An enormous pity was in Basil's heart as he saw this concrete weakness and misery. He realised what he had only guessed at before or seen but dimly. He would not have believed this transformation possible; he had thought Harold stronger. But even as he pitied him he marvelled at the Power which had been able to keep the man pure and straight so long. Even this horrid débâcle was but another, if indirect, testimony to the power of Faith.
And, secondly, as he listened to his friend's story, a deep anger, a righteous wrath as fierce as flame burned within him as he thought of the two men who, he was persuaded, had brought this ruin upon another. In Spence he was able to see but a single case out of thousands which he knew must be similar to it.
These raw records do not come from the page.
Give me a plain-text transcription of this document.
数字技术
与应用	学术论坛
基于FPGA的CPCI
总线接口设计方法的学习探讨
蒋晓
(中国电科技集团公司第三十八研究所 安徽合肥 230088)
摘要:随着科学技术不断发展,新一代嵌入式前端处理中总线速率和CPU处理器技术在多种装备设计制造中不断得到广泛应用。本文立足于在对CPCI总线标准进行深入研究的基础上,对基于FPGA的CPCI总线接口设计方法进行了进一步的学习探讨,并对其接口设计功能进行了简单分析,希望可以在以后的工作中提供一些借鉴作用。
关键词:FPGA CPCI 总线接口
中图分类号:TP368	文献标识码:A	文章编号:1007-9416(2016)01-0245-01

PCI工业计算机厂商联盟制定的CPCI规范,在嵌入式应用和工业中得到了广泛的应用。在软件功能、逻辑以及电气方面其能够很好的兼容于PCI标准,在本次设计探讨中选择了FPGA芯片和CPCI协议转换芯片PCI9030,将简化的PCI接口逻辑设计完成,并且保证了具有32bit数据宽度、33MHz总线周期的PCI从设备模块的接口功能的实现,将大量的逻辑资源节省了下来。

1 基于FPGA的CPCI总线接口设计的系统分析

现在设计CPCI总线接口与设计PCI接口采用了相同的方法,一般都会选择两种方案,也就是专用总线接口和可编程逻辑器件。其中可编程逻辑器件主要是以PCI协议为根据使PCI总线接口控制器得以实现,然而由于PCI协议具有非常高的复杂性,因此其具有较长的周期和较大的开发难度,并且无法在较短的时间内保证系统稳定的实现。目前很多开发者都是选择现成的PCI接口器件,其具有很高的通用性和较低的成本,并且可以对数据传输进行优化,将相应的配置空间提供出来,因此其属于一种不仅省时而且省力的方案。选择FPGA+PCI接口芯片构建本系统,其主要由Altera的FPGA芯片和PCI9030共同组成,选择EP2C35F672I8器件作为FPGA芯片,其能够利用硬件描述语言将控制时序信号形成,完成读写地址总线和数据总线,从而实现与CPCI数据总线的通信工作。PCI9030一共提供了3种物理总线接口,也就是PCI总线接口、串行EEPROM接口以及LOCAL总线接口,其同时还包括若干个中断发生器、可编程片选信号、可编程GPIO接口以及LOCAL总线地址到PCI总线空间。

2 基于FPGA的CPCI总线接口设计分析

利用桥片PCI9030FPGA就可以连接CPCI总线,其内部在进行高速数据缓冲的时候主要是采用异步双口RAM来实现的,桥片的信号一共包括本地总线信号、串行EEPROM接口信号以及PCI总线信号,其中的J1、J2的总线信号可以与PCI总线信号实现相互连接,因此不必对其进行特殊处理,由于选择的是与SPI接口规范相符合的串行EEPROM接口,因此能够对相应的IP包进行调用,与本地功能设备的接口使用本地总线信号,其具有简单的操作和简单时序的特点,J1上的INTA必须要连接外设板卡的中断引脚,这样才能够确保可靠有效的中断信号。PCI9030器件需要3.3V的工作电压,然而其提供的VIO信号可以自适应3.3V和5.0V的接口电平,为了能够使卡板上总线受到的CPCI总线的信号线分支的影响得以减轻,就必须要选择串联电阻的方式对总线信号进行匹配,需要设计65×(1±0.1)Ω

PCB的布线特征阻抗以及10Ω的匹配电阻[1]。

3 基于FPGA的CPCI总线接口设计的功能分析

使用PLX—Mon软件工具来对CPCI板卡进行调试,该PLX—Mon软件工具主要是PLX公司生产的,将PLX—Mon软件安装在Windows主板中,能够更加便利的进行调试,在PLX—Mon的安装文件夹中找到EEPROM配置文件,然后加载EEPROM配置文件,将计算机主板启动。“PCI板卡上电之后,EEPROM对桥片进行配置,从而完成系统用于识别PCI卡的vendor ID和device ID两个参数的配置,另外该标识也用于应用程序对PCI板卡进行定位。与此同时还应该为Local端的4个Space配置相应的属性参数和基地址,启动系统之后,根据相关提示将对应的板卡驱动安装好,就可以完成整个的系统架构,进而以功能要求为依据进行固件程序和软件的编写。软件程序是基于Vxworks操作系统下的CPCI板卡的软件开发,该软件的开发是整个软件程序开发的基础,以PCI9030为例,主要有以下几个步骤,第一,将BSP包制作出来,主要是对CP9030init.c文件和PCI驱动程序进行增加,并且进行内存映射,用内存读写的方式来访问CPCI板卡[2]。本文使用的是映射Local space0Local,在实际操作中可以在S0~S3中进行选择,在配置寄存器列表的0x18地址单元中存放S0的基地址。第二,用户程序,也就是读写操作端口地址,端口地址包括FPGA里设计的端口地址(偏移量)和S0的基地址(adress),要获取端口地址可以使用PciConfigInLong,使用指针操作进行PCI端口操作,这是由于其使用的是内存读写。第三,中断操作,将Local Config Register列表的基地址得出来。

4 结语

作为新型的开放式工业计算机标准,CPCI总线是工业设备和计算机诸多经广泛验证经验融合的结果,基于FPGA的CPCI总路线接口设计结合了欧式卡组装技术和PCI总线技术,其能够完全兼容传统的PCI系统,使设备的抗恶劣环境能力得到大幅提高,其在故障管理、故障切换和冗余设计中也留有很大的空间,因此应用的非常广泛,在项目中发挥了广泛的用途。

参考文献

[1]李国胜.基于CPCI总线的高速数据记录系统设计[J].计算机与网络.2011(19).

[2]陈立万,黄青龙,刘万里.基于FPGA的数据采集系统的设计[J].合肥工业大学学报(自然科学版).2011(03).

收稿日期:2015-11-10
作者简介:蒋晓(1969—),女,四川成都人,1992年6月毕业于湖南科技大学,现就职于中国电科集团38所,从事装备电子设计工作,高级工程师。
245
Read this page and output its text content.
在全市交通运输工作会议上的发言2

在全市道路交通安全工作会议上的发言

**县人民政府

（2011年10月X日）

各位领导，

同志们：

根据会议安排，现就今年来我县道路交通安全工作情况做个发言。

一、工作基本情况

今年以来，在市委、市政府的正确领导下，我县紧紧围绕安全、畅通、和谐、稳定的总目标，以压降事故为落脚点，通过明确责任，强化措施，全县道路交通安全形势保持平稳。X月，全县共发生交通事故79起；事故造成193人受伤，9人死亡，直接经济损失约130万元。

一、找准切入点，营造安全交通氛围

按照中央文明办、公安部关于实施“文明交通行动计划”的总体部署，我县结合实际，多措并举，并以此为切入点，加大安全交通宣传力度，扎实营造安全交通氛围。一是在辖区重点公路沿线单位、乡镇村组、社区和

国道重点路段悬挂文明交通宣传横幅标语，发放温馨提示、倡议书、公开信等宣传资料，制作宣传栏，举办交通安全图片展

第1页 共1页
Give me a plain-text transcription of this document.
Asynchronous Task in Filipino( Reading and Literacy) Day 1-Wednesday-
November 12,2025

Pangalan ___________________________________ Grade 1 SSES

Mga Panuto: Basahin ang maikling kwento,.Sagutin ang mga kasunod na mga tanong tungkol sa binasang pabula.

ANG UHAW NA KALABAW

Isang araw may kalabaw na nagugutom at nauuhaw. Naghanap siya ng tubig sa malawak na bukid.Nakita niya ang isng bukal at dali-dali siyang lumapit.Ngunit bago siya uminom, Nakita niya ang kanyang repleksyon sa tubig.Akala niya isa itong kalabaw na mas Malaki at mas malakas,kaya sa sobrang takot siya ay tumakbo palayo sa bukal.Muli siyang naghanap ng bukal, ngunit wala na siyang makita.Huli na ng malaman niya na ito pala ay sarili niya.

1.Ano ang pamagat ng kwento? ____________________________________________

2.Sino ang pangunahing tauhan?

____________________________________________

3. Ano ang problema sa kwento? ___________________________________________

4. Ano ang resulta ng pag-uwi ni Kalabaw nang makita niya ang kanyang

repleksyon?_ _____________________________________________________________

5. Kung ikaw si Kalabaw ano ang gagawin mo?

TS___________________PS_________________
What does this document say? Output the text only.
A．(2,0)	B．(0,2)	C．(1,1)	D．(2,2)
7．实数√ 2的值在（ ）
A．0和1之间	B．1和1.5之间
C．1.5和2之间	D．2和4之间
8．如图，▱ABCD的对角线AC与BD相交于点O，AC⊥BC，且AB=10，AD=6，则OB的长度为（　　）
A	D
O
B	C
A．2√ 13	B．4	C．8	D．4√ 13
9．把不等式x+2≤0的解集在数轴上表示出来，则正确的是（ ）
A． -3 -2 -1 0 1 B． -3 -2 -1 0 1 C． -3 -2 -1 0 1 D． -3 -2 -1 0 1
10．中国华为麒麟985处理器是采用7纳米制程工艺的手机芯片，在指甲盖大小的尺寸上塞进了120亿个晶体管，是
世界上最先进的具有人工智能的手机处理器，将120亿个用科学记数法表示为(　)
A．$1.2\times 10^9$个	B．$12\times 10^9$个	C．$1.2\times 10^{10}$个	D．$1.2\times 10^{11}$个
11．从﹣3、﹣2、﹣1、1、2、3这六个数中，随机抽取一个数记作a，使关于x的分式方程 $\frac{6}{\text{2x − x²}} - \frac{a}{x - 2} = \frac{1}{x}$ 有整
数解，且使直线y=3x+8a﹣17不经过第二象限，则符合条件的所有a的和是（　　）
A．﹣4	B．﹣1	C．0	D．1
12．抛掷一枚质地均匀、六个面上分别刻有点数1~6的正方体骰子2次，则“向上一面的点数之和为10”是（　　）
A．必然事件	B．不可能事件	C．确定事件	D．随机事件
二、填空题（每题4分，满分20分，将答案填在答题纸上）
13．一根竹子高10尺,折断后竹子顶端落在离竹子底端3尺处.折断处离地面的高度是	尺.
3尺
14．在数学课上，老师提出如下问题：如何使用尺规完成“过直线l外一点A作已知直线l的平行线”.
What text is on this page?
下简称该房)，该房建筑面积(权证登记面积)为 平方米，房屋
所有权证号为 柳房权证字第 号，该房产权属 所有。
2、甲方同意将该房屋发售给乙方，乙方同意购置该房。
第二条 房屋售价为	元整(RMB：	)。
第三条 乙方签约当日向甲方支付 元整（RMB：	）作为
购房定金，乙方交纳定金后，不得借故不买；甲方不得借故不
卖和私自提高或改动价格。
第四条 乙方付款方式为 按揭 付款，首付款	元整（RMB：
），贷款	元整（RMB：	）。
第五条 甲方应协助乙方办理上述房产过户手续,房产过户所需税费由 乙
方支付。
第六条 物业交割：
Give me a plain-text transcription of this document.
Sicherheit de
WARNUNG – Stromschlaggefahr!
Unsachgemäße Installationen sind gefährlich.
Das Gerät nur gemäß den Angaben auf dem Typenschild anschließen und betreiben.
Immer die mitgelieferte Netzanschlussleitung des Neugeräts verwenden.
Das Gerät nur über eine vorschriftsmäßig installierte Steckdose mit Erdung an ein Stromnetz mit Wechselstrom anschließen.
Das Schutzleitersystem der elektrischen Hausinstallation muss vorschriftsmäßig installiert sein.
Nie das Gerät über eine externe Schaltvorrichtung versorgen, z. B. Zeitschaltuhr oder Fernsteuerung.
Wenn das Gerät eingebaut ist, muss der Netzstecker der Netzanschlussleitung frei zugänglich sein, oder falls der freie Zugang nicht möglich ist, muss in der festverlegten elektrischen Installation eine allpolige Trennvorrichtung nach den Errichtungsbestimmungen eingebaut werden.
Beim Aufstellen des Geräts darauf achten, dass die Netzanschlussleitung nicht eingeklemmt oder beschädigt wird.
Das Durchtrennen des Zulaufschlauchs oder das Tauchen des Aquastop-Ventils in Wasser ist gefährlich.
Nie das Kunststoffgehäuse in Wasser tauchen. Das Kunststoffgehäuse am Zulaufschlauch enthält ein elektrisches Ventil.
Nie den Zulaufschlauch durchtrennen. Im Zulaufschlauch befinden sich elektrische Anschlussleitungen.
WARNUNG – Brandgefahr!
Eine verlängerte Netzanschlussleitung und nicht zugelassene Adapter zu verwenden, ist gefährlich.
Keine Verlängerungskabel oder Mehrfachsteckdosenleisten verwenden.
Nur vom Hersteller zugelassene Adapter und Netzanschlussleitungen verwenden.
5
The evil passions which lie in the hearts of all men had been loosened and unchained; they had sprung into furious activity, liberated by the appalling conspiracy of Schuabe and Llwellyn.
It is noticeable that there was by this time hardly any doubt in Gortre's mind as to the truth of his suspicions.
"I understand it all, old man," he said, "and you needn't tell me any more. I can sympathise with you. But I have much to tell you — news, or, at least, theories, which you will be astounded to hear. Listen carefully to me. I believe that just as you were the instrument of first bringing this news to public notice, so you and I are going to prove its falsity, to unearth the most wicked conspiracy in the world's history. Pull yourself together and follow me with all your power. All hope is not yet gone."
Basil saw, with some relief, the set and attentive face before him, a face more like the old Spence. But, as he began to tell his story, there flashed into his mind a sudden picture of the old Cornish woman in the train, and he marvelled at that greater faith as his eye fell upon the foul disorder of the room.